Finalmente uma semana com forte presença feminina no noticiário. Na área política, a briga da ministra da Casa Civil Dilma Rousseff com o ministro da Fazenda, Antonio Palocci. Na área da Educação, a eleição da professora Suely Vilela Sampaio como a primeira reitora da Universidade de São Paulo.
Mas para quem leu jornais e revistas esperando ver o retrato de mulheres poderosas, com idéias inovadoras e uma atuação realmente importante, foi também uma semana de desilusão. O que a mídia mostrou, nas matérias envolvendo mulheres, foi uma ministra manipulada e uma reitora que, em vez de falar de seus planos, gastou o tempo de uma entrevista discutindo preferências pessoais, daquelas que arrepiam intelectuais, como por exemplo as músicas de Julio Iglesias, livros de auto-ajuda ou filmes melosos como Titanic.

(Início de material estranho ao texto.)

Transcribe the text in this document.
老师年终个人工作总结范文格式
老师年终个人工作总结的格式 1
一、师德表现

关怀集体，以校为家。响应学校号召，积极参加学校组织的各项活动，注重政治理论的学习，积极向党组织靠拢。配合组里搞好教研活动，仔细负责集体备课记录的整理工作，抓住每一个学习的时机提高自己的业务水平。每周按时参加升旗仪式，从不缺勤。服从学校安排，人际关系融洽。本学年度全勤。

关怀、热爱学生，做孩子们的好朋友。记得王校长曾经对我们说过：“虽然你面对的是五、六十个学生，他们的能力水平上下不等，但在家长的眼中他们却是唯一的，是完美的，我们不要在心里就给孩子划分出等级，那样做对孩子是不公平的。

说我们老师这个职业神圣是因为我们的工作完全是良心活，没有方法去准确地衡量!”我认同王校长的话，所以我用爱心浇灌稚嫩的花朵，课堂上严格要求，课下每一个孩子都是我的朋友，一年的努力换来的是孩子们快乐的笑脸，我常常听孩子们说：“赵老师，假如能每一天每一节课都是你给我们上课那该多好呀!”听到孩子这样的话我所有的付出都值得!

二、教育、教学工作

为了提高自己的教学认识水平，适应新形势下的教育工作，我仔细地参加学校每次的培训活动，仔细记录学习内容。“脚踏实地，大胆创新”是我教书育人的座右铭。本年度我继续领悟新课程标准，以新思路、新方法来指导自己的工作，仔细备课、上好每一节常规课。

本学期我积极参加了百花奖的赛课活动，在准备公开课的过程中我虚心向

A ministra, que ocupa o cargo que já foi o mais poderoso do governo Lula, está lá porque não faz sombra ao presidente. E a reitora, que ficou empatada com outro candidato da USP, parece ter sido escolhida apenas porque o governador ganha pontos em sua campanha à presidência da República no ano que vem.
A mídia talvez não tivesse essa intenção, mas acabou revelando o preconceito de que as mulheres são vítimas quando chegam ao poder.
Veja deixa claro, na matéria de capa dedicada ao ministro Palocci, o papel de Dilma no governo:
‘O presidente gosta do estilo de trabalho de Dilma e já disse a interlocutores que, depois que ela assumiu o comando da Casa Civil, percebeu o erro que cometera ao transformar Dirceu numa espécie de primeiro-ministro. Lula acha que Dilma manda bastante, mas delega, e com isso as coisas funcionam de forma mais adequada do que na gestão de seu antecessor. Além disso, e esse é um dado relevante para quem conhece a personalidade política do presidente, Dilma Rousseff não oferece sombra ao presidente nem ameaça lhe empanar o brilho. Nesse jogo de vaidades públicas, Palocci é uma ameaça bem maior’.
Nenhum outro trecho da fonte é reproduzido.